Cannot start nvcr.io/nvidia/deepstream:6.1-triton container in Docker Swarm

tangngoctuantttt · May 30, 2023, 6:58am

Hi Nvidia team,

I am trying to deploy the Docker Deepstream with the triton version in Docker Swarm Mode. However, the docker container quits right after the container started and I do not know the reason.

Here is the step that I tested whether the image can be deployed by Docker Swarm or not:

Start docker swarm and execute the command “nvidia-smi” and sleep forever: “docker service create --replicas 1 --name swarm-gpu-test-ds nvcr.io/nvidia/deepstream:6.1-triton bash -c “nvidia-smi && sleep infinity””
Then, the logs of the running container show:

===============================
DeepStreamSDK 6.1.0

*** LICENSE AGREEMENT ***
By using this software you agree to fully comply with the terms and conditions
of the License Agreement. The License Agreement is located at
/opt/nvidia/deepstream/deepstream/LicenseAgreement.pdf. If you do not agree
to the terms and conditions of the License Agreement do not use the software.

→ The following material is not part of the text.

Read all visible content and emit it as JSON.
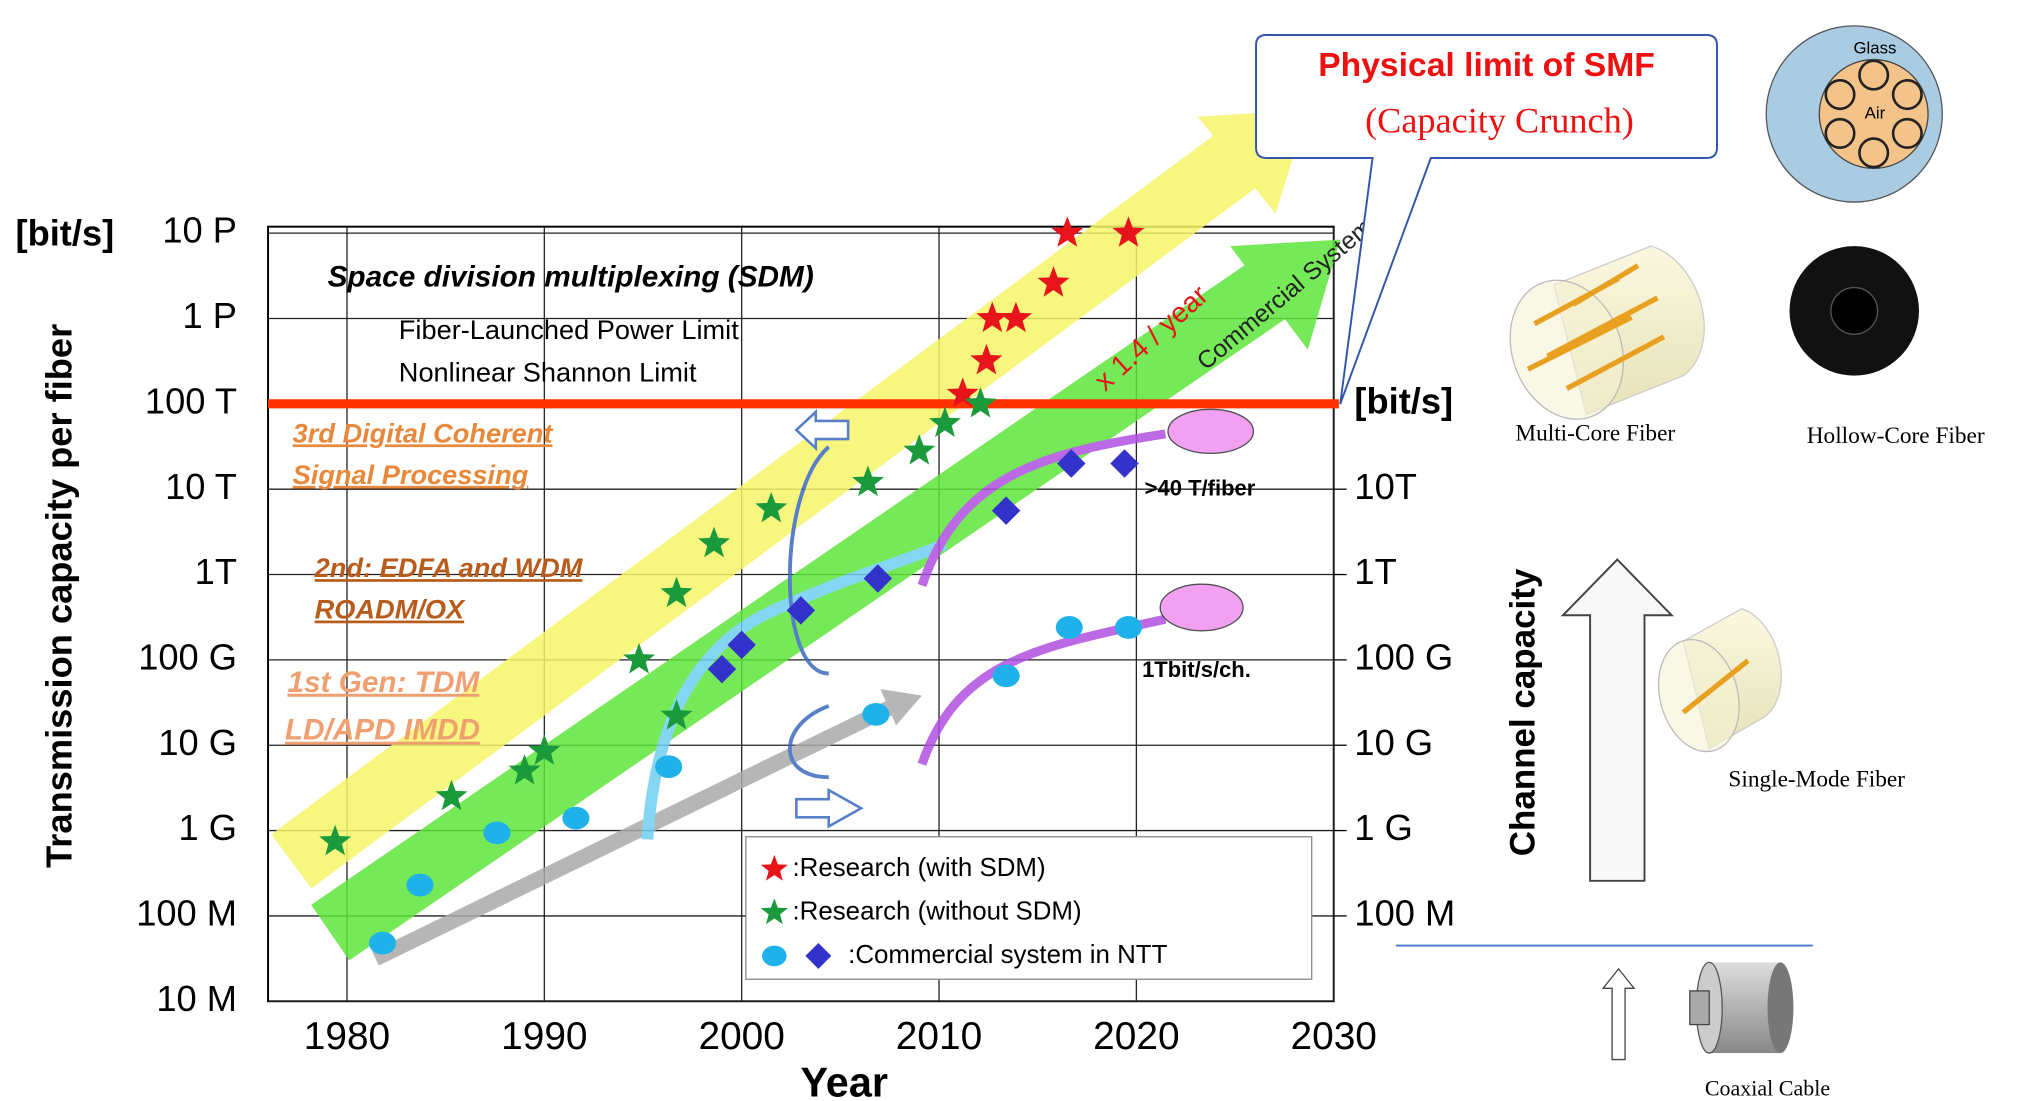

=============================
== Triton Inference Server ==

NVIDIA Release 22.03 (build 33743047)
Triton Server Version 2.20.0

Copyright (c) 2018-2022, NVIDIA CORPORATION & AFFILIATES. All rights reserved.

Various files include modifications (c) NVIDIA CORPORATION & AFFILIATES. All rights reserved.

This container image and its contents are governed by the NVIDIA Deep Learning Container License.
By pulling and using the container, you accept the terms and conditions of this license:
https://developer.nvidia.com/ngc/nvidia-deep-learning-container-license

The logs did not show any error. However, the Docker Swarm shows that “Detected task failure” and initializes a different docker container.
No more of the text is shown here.